Post-training and Reinforcement Learning

The post-training stage equips Seed1.5-VL with robust instruction-following and reasoning abilities through a combination of Supervised Fine-tuning (SFT) and Reinforcement Learning (RL), beginning with an SFT model trained on curated cold-start data. Post-training proceeds iteratively: the SFT model is progressively enhanced by distilling the RL model's learnings on diverse prompts. This iterative refinement continues until the prompt pool is exhausted and performance metrics converge. The overview of post-training for Seed1.5-VL is shown in (Figure 2).

Figure 2: Post-training overview, showing the iterative update process combining rejection sampling and online reinforcement learning, focusing supervision on final outputs.

Our online reinforcement learning implementation employs a variant of the Proximal Policy Optimization (PPO) algorithm, with the reward signal derived from the probability assigned by a reward model to the generated answer tokens.

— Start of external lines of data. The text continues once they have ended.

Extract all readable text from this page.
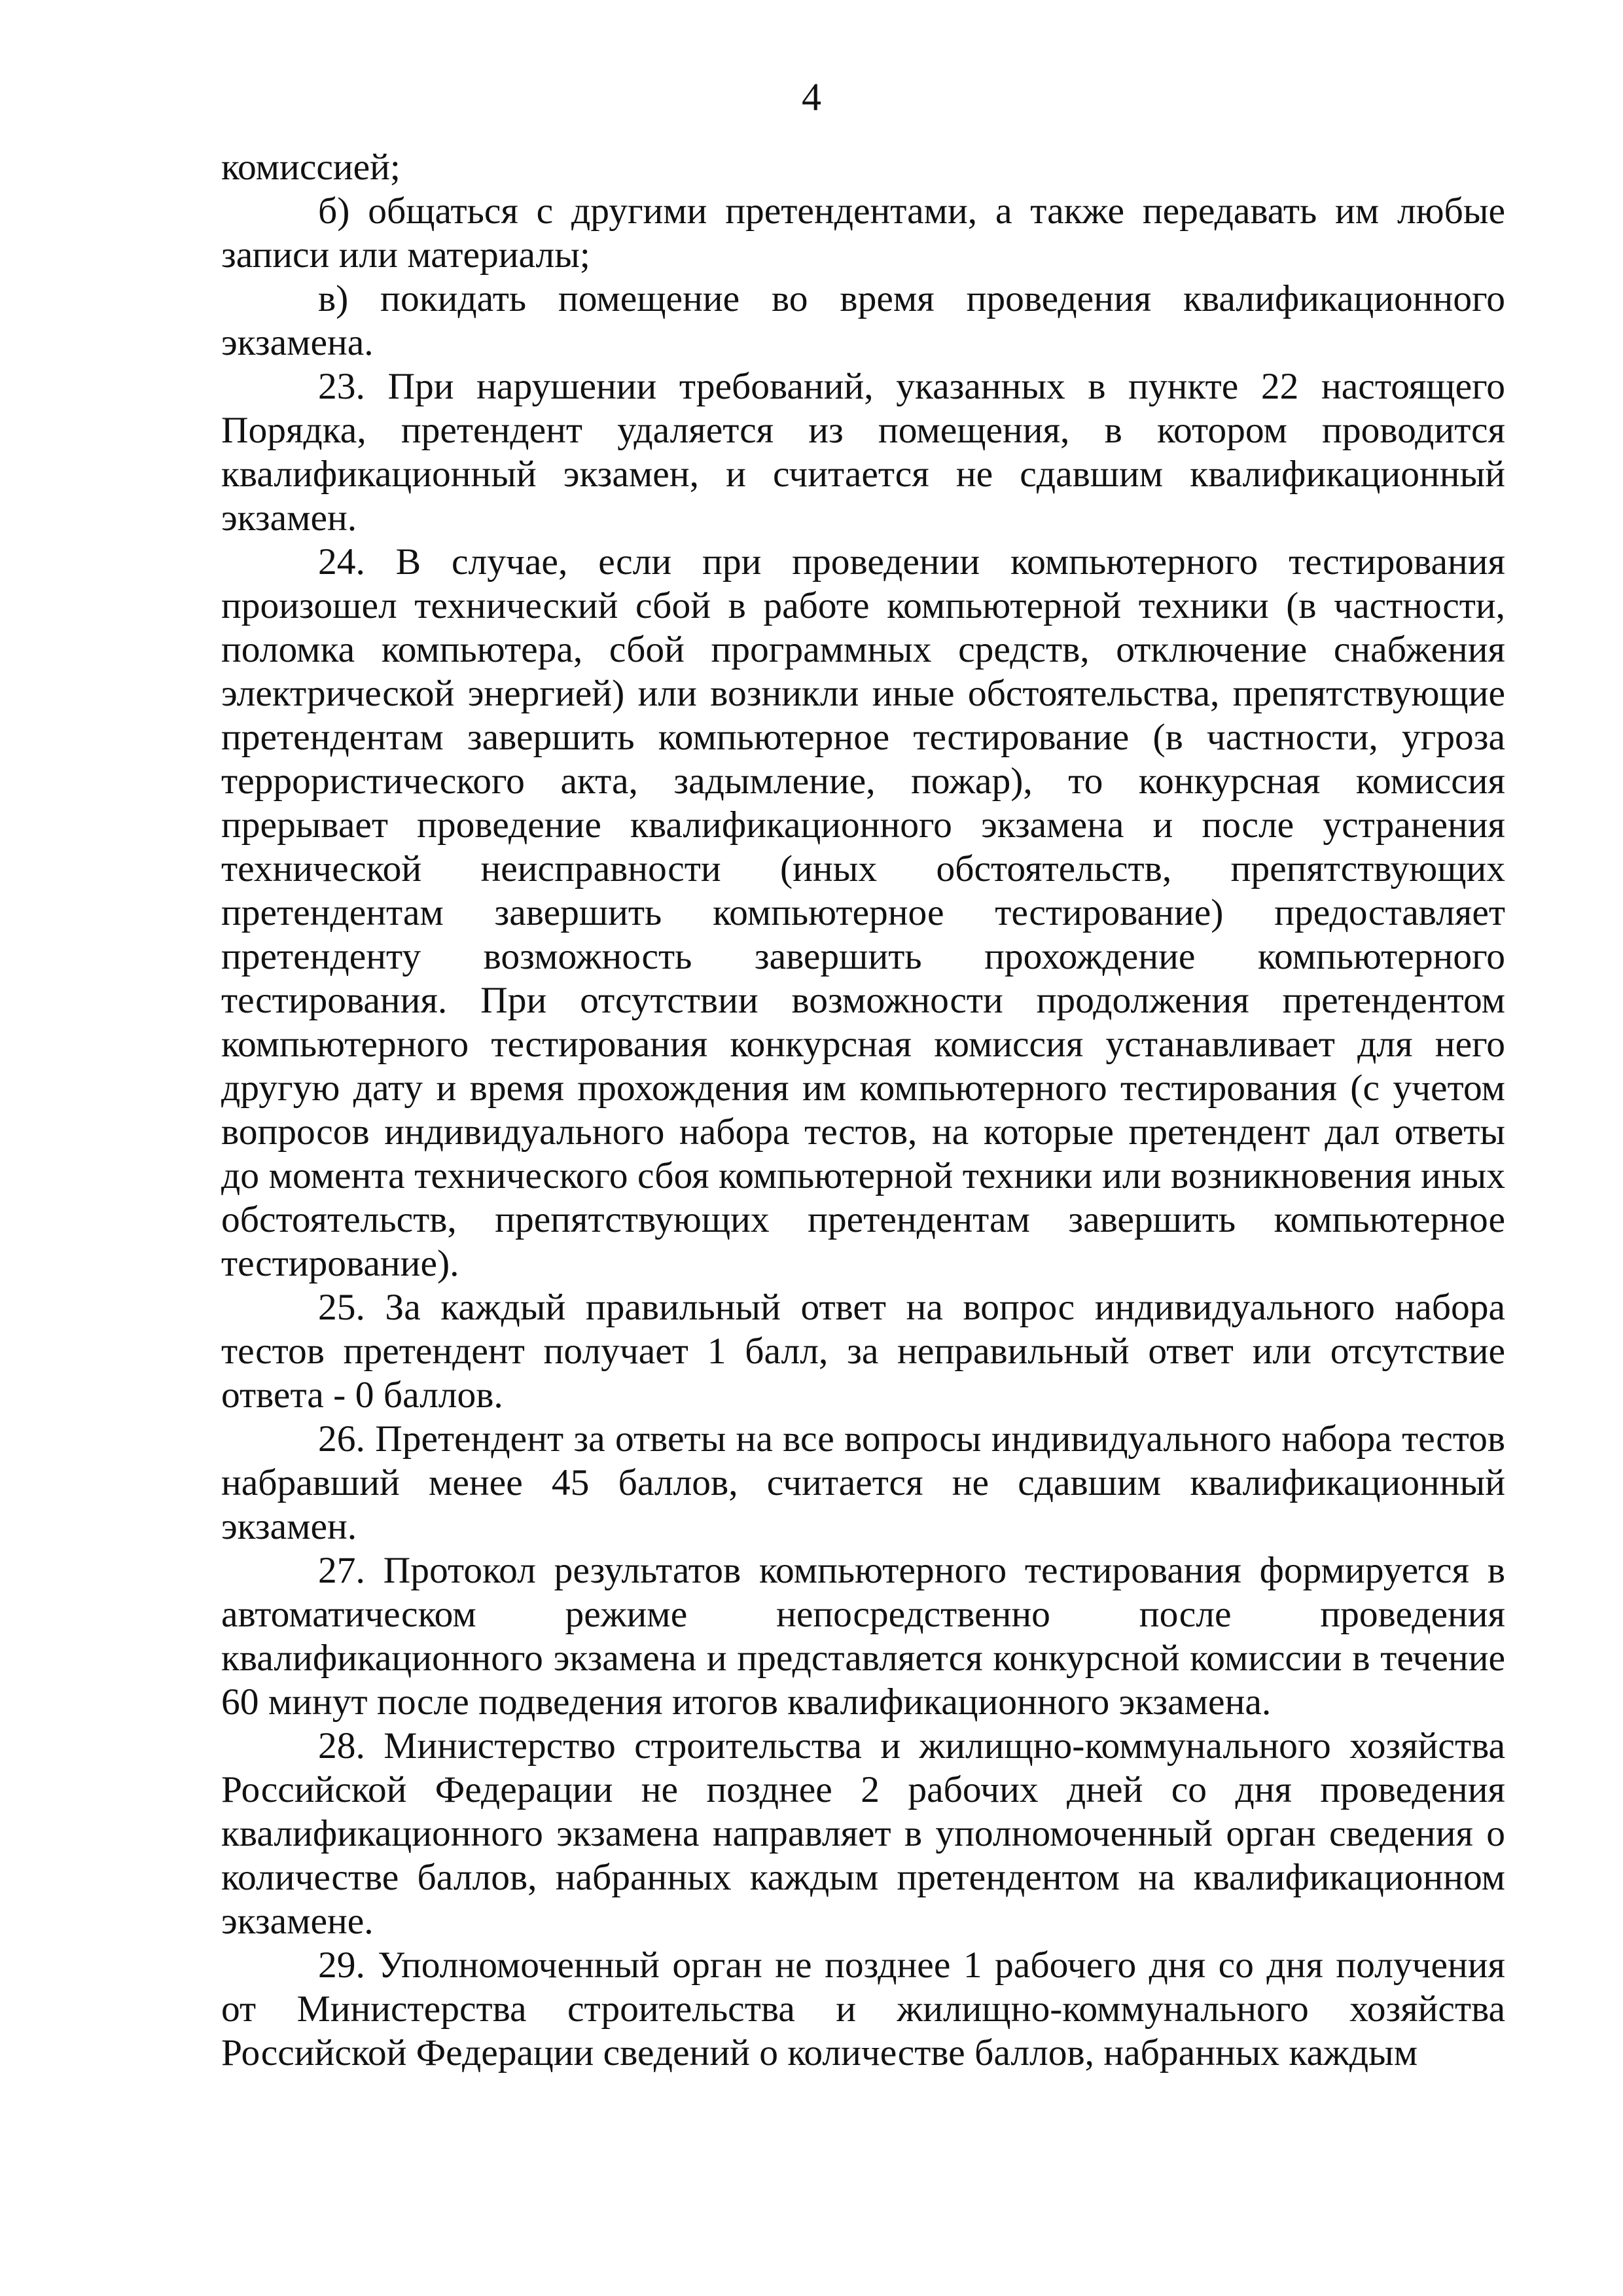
4

комиссией;

б) общаться с другими претендентами, а также передавать им любые записи или материалы;

в) покидать помещение во время проведения квалификационного экзамена.

23. При нарушении требований, указанных в пункте 22 настоящего Порядка, претендент удаляется из помещения, в котором проводится квалификационный экзамен, и считается не сдавшим квалификационный экзамен.

24. В случае, если при проведении компьютерного тестирования произошел технический сбой в работе компьютерной техники (в частности, поломка компьютера, сбой программных средств, отключение снабжения электрической энергией) или возникли иные обстоятельства, препятствующие претендентам завершить компьютерное тестирование (в частности, угроза террористического акта, задымление, пожар), то конкурсная комиссия прерывает проведение квалификационного экзамена и после устранения технической неисправности (иных обстоятельств, препятствующих претендентам завершить компьютерное тестирование) предоставляет претенденту возможность завершить прохождение компьютерного тестирования. При отсутствии возможности продолжения претендентом компьютерного тестирования конкурсная комиссия устанавливает для него другую дату и время прохождения им компьютерного тестирования (с учетом вопросов индивидуального набора тестов, на которые претендент дал ответы до момента технического сбоя компьютерной техники или возникновения иных обстоятельств, препятствующих претендентам завершить компьютерное тестирование).

25. За каждый правильный ответ на вопрос индивидуального набора тестов претендент получает 1 балл, за неправильный ответ или отсутствие ответа - 0 баллов.

26. Претендент за ответы на все вопросы индивидуального набора тестов набравший менее 45 баллов, считается не сдавшим квалификационный экзамен.

27. Протокол результатов компьютерного тестирования формируется в автоматическом режиме непосредственно после проведения квалификационного экзамена и представляется конкурсной комиссии в течение 60 минут после подведения итогов квалификационного экзамена.

28. Министерство строительства и жилищно-коммунального хозяйства Российской Федерации не позднее 2 рабочих дней со дня проведения квалификационного экзамена направляет в уполномоченный орган сведения о количестве баллов, набранных каждым претендентом на квалификационном экзамене.

29. Уполномоченный орган не позднее 1 рабочего дня со дня получения от Министерства строительства и жилищно-коммунального хозяйства Российской Федерации сведений о количестве баллов, набранных каждым
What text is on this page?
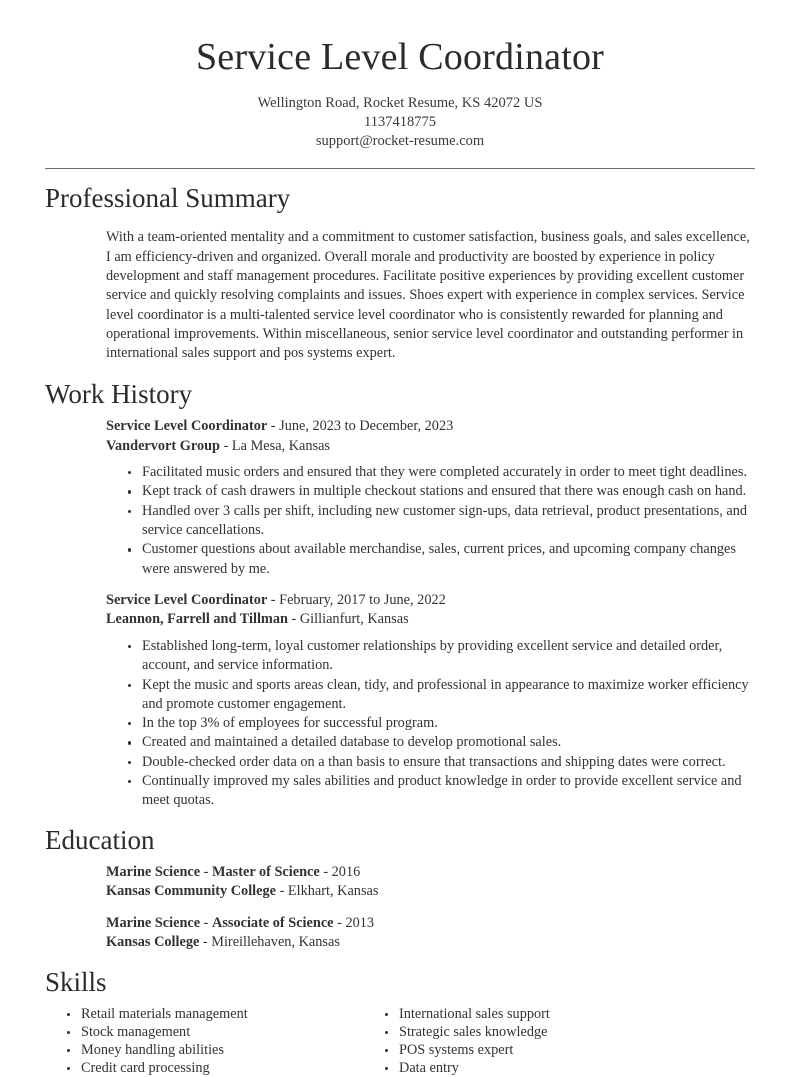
Service Level Coordinator
Wellington Road, Rocket Resume, KS 42072 US
1137418775
support@rocket-resume.com
Professional Summary

With a team-oriented mentality and a commitment to customer satisfaction, business goals, and sales excellence, I am efficiency-driven and organized. Overall morale and productivity are boosted by experience in policy development and staff management procedures. Facilitate positive experiences by providing excellent customer service and quickly resolving complaints and issues. Shoes expert with experience in complex services. Service level coordinator is a multi-talented service level coordinator who is consistently rewarded for planning and operational improvements. Within miscellaneous, senior service level coordinator and outstanding performer in international sales support and pos systems expert.

Work History
Service Level Coordinator - June, 2023 to December, 2023
Vandervort Group - La Mesa, Kansas
Facilitated music orders and ensured that they were completed accurately in order to meet tight deadlines.
Kept track of cash drawers in multiple checkout stations and ensured that there was enough cash on hand.
Handled over 3 calls per shift, including new customer sign-ups, data retrieval, product presentations, and service cancellations.
Customer questions about available merchandise, sales, current prices, and upcoming company changes were answered by me.
Service Level Coordinator - February, 2017 to June, 2022
Leannon, Farrell and Tillman - Gillianfurt, Kansas
Established long-term, loyal customer relationships by providing excellent service and detailed order, account, and service information.
Kept the music and sports areas clean, tidy, and professional in appearance to maximize worker efficiency and promote customer engagement.
In the top 3% of employees for successful program.
Created and maintained a detailed database to develop promotional sales.
Double-checked order data on a than basis to ensure that transactions and shipping dates were correct.
Continually improved my sales abilities and product knowledge in order to provide excellent service and meet quotas.
Education
Marine Science - Master of Science - 2016
Kansas Community College - Elkhart, Kansas
Marine Science - Associate of Science - 2013
Kansas College - Mireillehaven, Kansas
Skills
Retail materials management
Stock management
Money handling abilities
Credit card processing
International sales support
Strategic sales knowledge
POS systems expert
Data entry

Seed1.5-VL model is trained utilizing a hybrid RL framework, derived from a variant of the PPO algorithm. Our training is a combination of RLHF and RLVR.

Training Infrastructure and Evaluation

To accelerate and stabilize pretraining, training optimizations, including hybrid parallelism, workload balancing, parallelism-aware data loading, and robust training have been developed. We apply high-performance attention kernels for context parallelism, selective activation checkpointing and offloading, kernel fusion, and fine-grained communication overlapping.

Seed1.5-VL was evaluated on a comprehensive suite of public benchmarks, with quantitative results presented, followed by an assessment of performance on agentic tasks. The internal benchmark design and a comparison of the model against industry-leading models are detailed, followed by a discussion of model limitations.

GUI and Game Agent Benchmarks

For GUI grounding, Seed1.5-VL demonstrates strong grounding performance, achieving $60.9$ on ScreenSpot Pro and $95.2$ on ScreenSpot v2, which outperforms both OpenAI CUA and Claude 3.7 Sonnet. As illustrated in the paper, Seed1.5-VL consistently outperforms previous models on several key benchmarks, setting new state-of-the-art results on OSWorld, Windows Agent Arena, WebVoyager, and Online-Mind2Web, among others. (Figure 3) depicts the inference-time scaling behavior in gameplay.

Figure 3: Inference-time scaling trend, showing consistent performance as interaction rounds increase in gameplay.

Limitations and Future Directions

Despite strong performance across many benchmarks, Seed1.5-VL exhibits certain limitations, particularly in fine-grained visual perception and complex reasoning. Seed1.5-VL struggles with accurately counting objects when they are irregularly arranged, similar in color, or partially occluded. Furthermore, similar to some contemporaries (e.g., OpenAI GPT-4o and Gemini 2.5 Pro), difficulties can arise in precisely interpreting complex spatial relationships, especially with varying perspectives.

Our scaling analysis indicates that model performance shows no sign of saturation, suggesting that increasing model parameters and training compute represents a promising immediate direction. Our ongoing research includes efforts towards unifying existing model capabilities with image generation (potentially enabling visual Chain-of-Thought) and incorporating robust tool-use mechanisms.

Conclusion

Seed1.5-VL is a multimodal foundation model demonstrating strong capabilities in reasoning, OCR, diagram understanding, visual grounding, 3D spatial understanding, and video understanding. Our scaling analysis indicates that model performance shows no sign of saturation, suggesting that increasing model parameters and training compute represents a promising immediate direction. Future research will focus on addressing limitations common to contemporary VLMs, such as robust 3D spatial reasoning, hallucination mitigation, and complex combinatorial search.